Juca Kfouri
Por FERNANDO MORAIS*
A maioria dos brasileiros não deve fazer a mais pálida ideia a respeito de quem seja o novo presidente da CBF, José Maria Marin.
Eu também não, mas nossos destinos se cruzaram numa remota manhã de sábado, no final de 1982 – trinta anos atrás, portanto.
O Brasil se preparava para eleger pela primeira vez seus governadores pelo voto, direito que nos havia sido usurpado pela ditadura militar.
Aqui em São Paulo o governo era disputado pelo senador Franco Montoro, do PMDB, pelo ex-prefeito biônico da capital, Reinaldo de Barros, do PDS, que era o partido da ditadura, por Lula, Jânio Quadros e pelo advogado Rogê Ferreira.
As pesquisas indicavam que o vencedor deveria ser Montoro.
Colado nele, e turbinado pela máquina do governo do estado, vinha Reinaldo de Barros. Os demais candidatos não representavam perigo à candidatura do PMDB.
O governador de São Paulo na época era ninguém menos que o senhor José Maria Marin. Ele era vice-governador do também biônico Paulo Maluf.
Para sair candidato a deputado federal, Maluf havia renunciado ao governo do Estado em maio daquele ano, passando o governo para Marin.
As eleições ocorreriam no dia 15 de novembro, uma segunda-feira.
No sábado, dia 13, o governador Marin requisitou uma rede estadual de rádio e TV com duração de dez minutos, encaixados no filé do horário nobre, entre o telejornal e a novela.
A justificativa de Marin para a requisição da rede era – abre aspas – prestar uma homenagem à democracia por ocasião das primeiras eleições livres desde 1964 – fecha aspas.
Uma equipe da TV Cultura foi convocada ao Palácio dos Bandeirantes no sábado de manhã para gravar a fala do governador.
Terminado o serviço, os profissionais retornaram à Cultura para editar o material.
Às duas da tarde recebi em minha casa um telefonema do Alemão, cameramen da TV estatal paulista, com quem eu trabalhara anos antes.

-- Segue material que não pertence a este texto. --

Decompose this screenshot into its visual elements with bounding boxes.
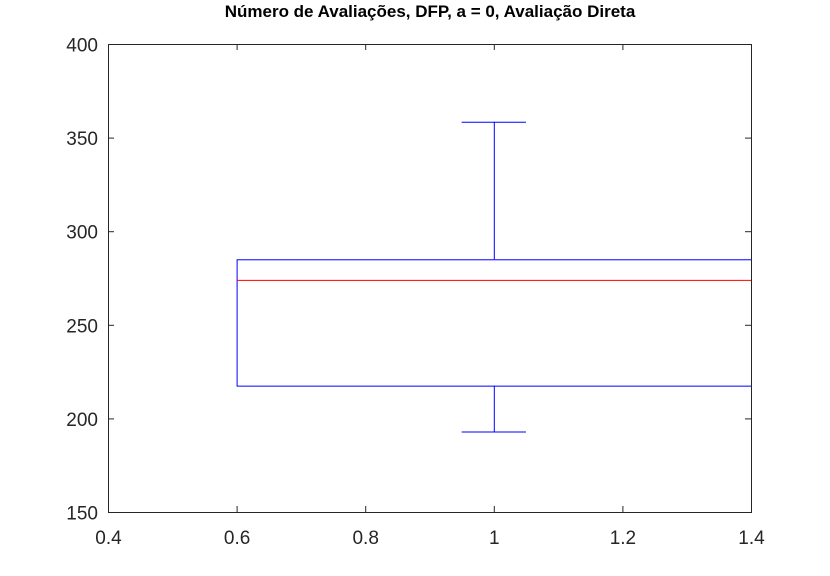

Ele me ligava de um orelhão para contar que fizera parte da equipe que filmara a fala de Marin – que nada mais era, segundo ele, que uma monumental propaganda do candidato oficial, Reinaldo de Barros. Disse mais: estava tomando um táxi para me levar uma cópia em VHS do pronunciamento oficial, devidamente surrupiada por ele.
Vi aquilo e fiquei de cabelo em pé.
Eram dez minutos de escandalosa, escancarada propaganda de Reinaldo de Barros.
Liguei para o PBX do Tribunal Eleitoral e perguntei quem era o juiz de plantão – já que era um sábado. “Doutor Manuel Alceu Affonso Ferreira”, respondeu a telefonista.
Eu me identifiquei – eu era deputado na época – e pedi para falar com ele. Ao ouvir um “alô” mal humorado do outro lado da linha, cumprimentei-o formalmente:
- Bom dia, desembargador.
- Bom dia, desembargador.
O mau humor parecia ter aumentado.
“Não sou desembargador”, resmungou o meritíssimo. “Sou juiz do Quinto Constitucional”.
Meti o rabo entre as pernas e expliquei a ele que o governador José Maria Marin pretendia, naquela noite, fazer propaganda do candidato Reinaldo de Barros, em flagrante infringência da Lei Eleitoral, já que a propaganda eleitoral havia sido suspensa três dias antes.
Dez minutos depois eu estava na sala do juiz com a fita de vídeo e um requerimento, datilografado às pressas, pedindo a suspensão da rede estadual de rádio e TV que Marin pretendia usar horas mais tarde.
O juiz viu o vídeo e não pestanejou em determinar, na hora, que a fala oficial fosse suspensa.
Montoro ganhou a eleição e eu ganhei um grande amigo, o juiz Manuel Alceu Affonso Ferreira – o qual, aliás, viria a se tornar meu advogado.
Ah, sim, e com a repercussão que o assunto teve na imprensa, ganhei espaço nos principais jornais da cidade como o deputado atrevido que conseguiu tirar do ar o governador espertinho. Eu também ganhei a eleição.
Por que é que estou contando essa história?
Porque se o Marin governador fazia essas coisas, é fácil imaginar o que não fará como presidente da CBF.
*Fernando Morais é jornalista e escritor, autor de uma porção de livros dos mais vendidos pelo país afora.